Chaim Aron Kaplan werd geboren in de stad
Horodyszcze
in
1880, toen gelegen in het Russische tsarenrijk, het tegenwoordige
Gorodisjtsje in Wit-Rusland. Hij werd opgevoed in de traditie van de
Talmoed aan de beroemde
Jesjiva van
Mir,
en studeerde later aan het Rijks Pedagogisch Instituut in
Vilnius.
Omstreeks
1902 verhuisde hij naar
Warschau,
waar hij een Hebreeuwse basisschool vestigde, van welke hij veertig jaar lang het hoofd zou zijn.
Hij bezocht de Verenigde Staten in
1921 en Palestina in
1936, en publiceerde een aantal boeken, waaronder een Paasfeest
Haggadah
voor kinderen. Hij begon in
1933 aan zijn eerste dagboek. In zijn eerste notitie na
het uitbreken van de oorlog, op de eerste dag van WO 2, voorspelt hij beangstigend nauwkeurig
welke verschrikkingen de mensheid te wachten staan:
1 september 1939: … Deze oorlog zal de menselijke beschaving in de afgrond storten.
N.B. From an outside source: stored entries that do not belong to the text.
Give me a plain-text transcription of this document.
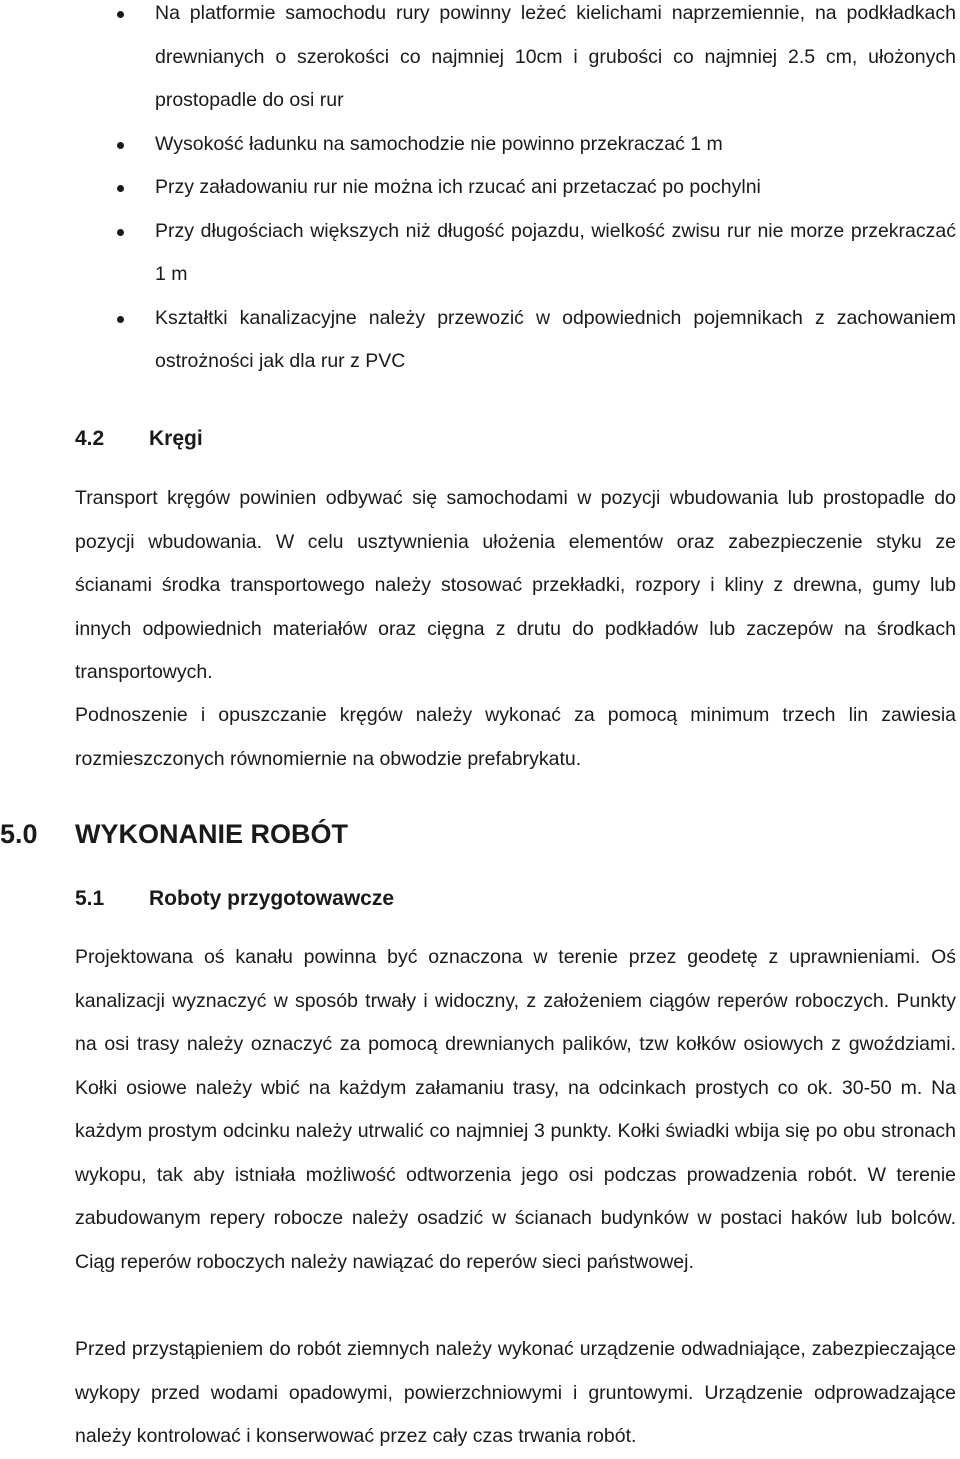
Na platformie samochodu rury powinny leżeć kielichami naprzemiennie, na podkładkach drewnianych o szerokości co najmniej 10cm i grubości co najmniej 2.5 cm, ułożonych prostopadle do osi rur
Wysokość ładunku na samochodzie nie powinno przekraczać 1 m
Przy załadowaniu rur nie można ich rzucać ani przetaczać po pochylni
Przy długościach większych niż długość pojazdu, wielkość zwisu rur nie morze przekraczać 1 m
Kształtki kanalizacyjne należy przewozić w odpowiednich pojemnikach z zachowaniem ostrożności jak dla rur z PVC
4.2 Kręgi

Transport kręgów powinien odbywać się samochodami w pozycji wbudowania lub prostopadle do pozycji wbudowania. W celu usztywnienia ułożenia elementów oraz zabezpieczenie styku ze ścianami środka transportowego należy stosować przekładki, rozpory i kliny z drewna, gumy lub innych odpowiednich materiałów oraz cięgna z drutu do podkładów lub zaczepów na środkach transportowych.

Podnoszenie i opuszczanie kręgów należy wykonać za pomocą minimum trzech lin zawiesia rozmieszczonych równomiernie na obwodzie prefabrykatu.

5.0 WYKONANIE ROBÓT
5.1 Roboty przygotowawcze

Projektowana oś kanału powinna być oznaczona w terenie przez geodetę z uprawnieniami. Oś kanalizacji wyznaczyć w sposób trwały i widoczny, z założeniem ciągów reperów roboczych. Punkty na osi trasy należy oznaczyć za pomocą drewnianych palików, tzw kołków osiowych z gwoździami. Kołki osiowe należy wbić na każdym załamaniu trasy, na odcinkach prostych co ok. 30-50 m. Na każdym prostym odcinku należy utrwalić co najmniej 3 punkty. Kołki świadki wbija się po obu stronach wykopu, tak aby istniała możliwość odtworzenia jego osi podczas prowadzenia robót. W terenie zabudowanym repery robocze należy osadzić w ścianach budynków w postaci haków lub bolców. Ciąg reperów roboczych należy nawiązać do reperów sieci państwowej.

Przed przystąpieniem do robót ziemnych należy wykonać urządzenie odwadniające, zabezpieczające wykopy przed wodami opadowymi, powierzchniowymi i gruntowymi. Urządzenie odprowadzające należy kontrolować i konserwować przez cały czas trwania robót.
Maar dit is een beschaving die vernietiging en verwoesting verdient. Ongetwijfeld zal
Hitler’s nazisme uiteindelijk wel worden verslagen,
want de beschaafde volkeren zullen ooit opstaan om de vrijheid te verdedigen waarvan de Duitse barbaren
de mensheid proberen te beroven. Ik betwijfel echter of wij deze slachting zullen overleven. Bommen
gevuld met gifgas zullen zullen ieder levend wezen vergiftigen, of we zullen sterven omdat er geen
overlevingsmogelijkheden meer zijn …
De hierna volgende citaten uit het dagboek kunnen niet meer zijn dan een korte kennismaking met
Kaplan’s treffende beschrijvingen, en zijn vurige streven om objectief te blijven, ondanks de beklemmende
gebeurtenissen die hij beschrijft. Alleen door het dagboek in zijn geheel te lezen kan men Kaplan’s
werk ten volle te waarderen.
26 oktober 1939: In onze doodsangst mogen we geen enkel detail negeren. Ook al
ondergaan we nu vreselijke beproevingen en is de zon zelfs midden op de dag voor ons verduisterd,
we hebben de vaste hoop niet verloren dat er ooit weer een tijd van licht zal aanbreken.
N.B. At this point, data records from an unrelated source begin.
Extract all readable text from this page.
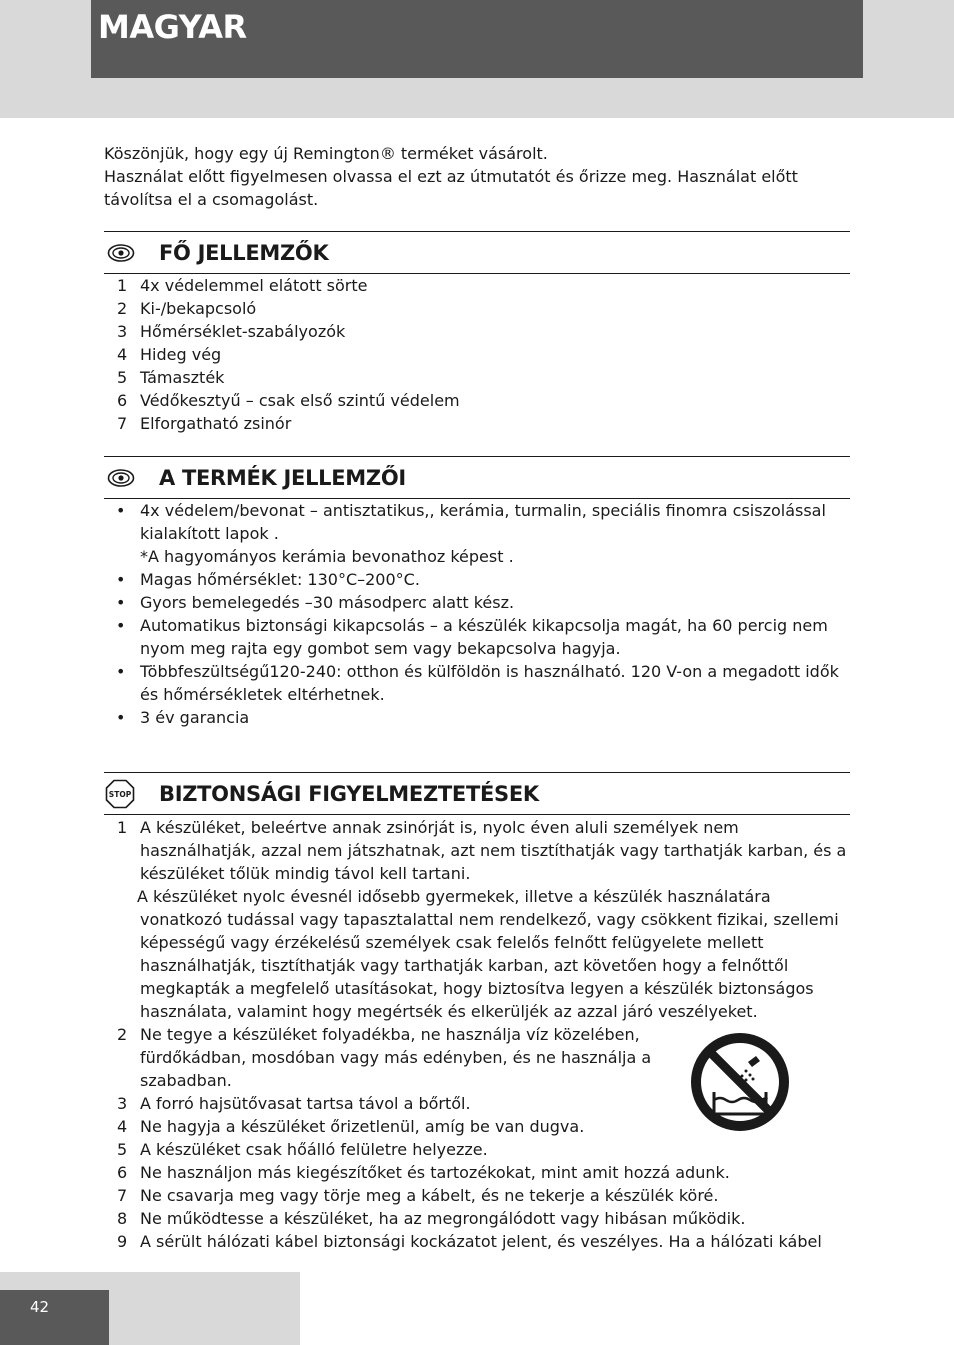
MAGYAR

Köszönjük, hogy egy új Remington® terméket vásárolt.

Használat előtt figyelmesen olvassa el ezt az útmutatót és őrizze meg. Használat előtt távolítsa el a csomagolást.

FŐ JELLEMZŐK
1 4x védelemmel elátott sörte
2 Ki-/bekapcsoló
3 Hőmérséklet-szabályozók
4 Hideg vég
5 Támaszték
6 Védőkesztyű – csak első szintű védelem
7 Elforgatható zsinór
A TERMÉK JELLEMZŐI
• 4x védelem/bevonat – antisztatikus,, kerámia, turmalin, speciális finomra csiszolással kialakított lapok .
*A hagyományos kerámia bevonathoz képest .
• Magas hőmérséklet: 130°C–200°C.
• Gyors bemelegedés –30 másodperc alatt kész.
• Automatikus biztonsági kikapcsolás – a készülék kikapcsolja magát, ha 60 percig nem nyom meg rajta egy gombot sem vagy bekapcsolva hagyja.
• Többfeszültségű120-240: otthon és külföldön is használható. 120 V-on a megadott idők és hőmérsékletek eltérhetnek.
• 3 év garancia
STOP BIZTONSÁGI FIGYELMEZTETÉSEK
1 A készüléket, beleértve annak zsinórját is, nyolc éven aluli személyek nem használhatják, azzal nem játszhatnak, azt nem tisztíthatják vagy tarthatják karban, és a készüléket tőlük mindig távol kell tartani.
A készüléket nyolc évesnél idősebb gyermekek, illetve a készülék használatára vonatkozó tudással vagy tapasztalattal nem rendelkező, vagy csökkent fizikai, szellemi képességű vagy érzékelésű személyek csak felelős felnőtt felügyelete mellett használhatják, tisztíthatják vagy tarthatják karban, azt követően hogy a felnőttől megkapták a megfelelő utasításokat, hogy biztosítva legyen a készülék biztonságos használata, valamint hogy megértsék és elkerüljék az azzal járó veszélyeket.
2 Ne tegye a készüléket folyadékba, ne használja víz közelében, fürdőkádban, mosdóban vagy más edényben, és ne használja a szabadban.
3 A forró hajsütővasat tartsa távol a bőrtől.
4 Ne hagyja a készüléket őrizetlenül, amíg be van dugva.
5 A készüléket csak hőálló felületre helyezze.
6 Ne használjon más kiegészítőket és tartozékokat, mint amit hozzá adunk.
7 Ne csavarja meg vagy törje meg a kábelt, és ne tekerje a készülék köré.
8 Ne működtesse a készüléket, ha az megrongálódott vagy hibásan működik.
9 A sérült hálózati kábel biztonsági kockázatot jelent, és veszélyes. Ha a hálózati kábel
42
Ons bestaan als volk zal niet eindigen, de Joodse gemeenschap zal voortleven. Daarom is
elke passage in dit dagboek meer waard dan goud, zo lang er maar wordt opgetekend
wat er gebeurt, zonder opsmuk en effectbejag…
12 februari 1940: Er gaat geen dag voorbij zonder dat tientallen Joodse families
aan de bedelstaf geraken. De winkels zijn leeg, want zij werden al meteen geplunderd… Dat was
fase één. Direct daarna begon het plunderen van woningen… Eerst kwamen
ze binnen met het smoesje dat ze “op zoek waren naar wapens”… Na verloop van tijd hadden
ze geen reden voor de vorm meer nodig; ze drongen gewoon binnen en namen niet alleen goud,
zilver, juwelen en edelstenen mee, maar vaak ook kussens, dekens, beddegoed, kleding, bont en meubilair...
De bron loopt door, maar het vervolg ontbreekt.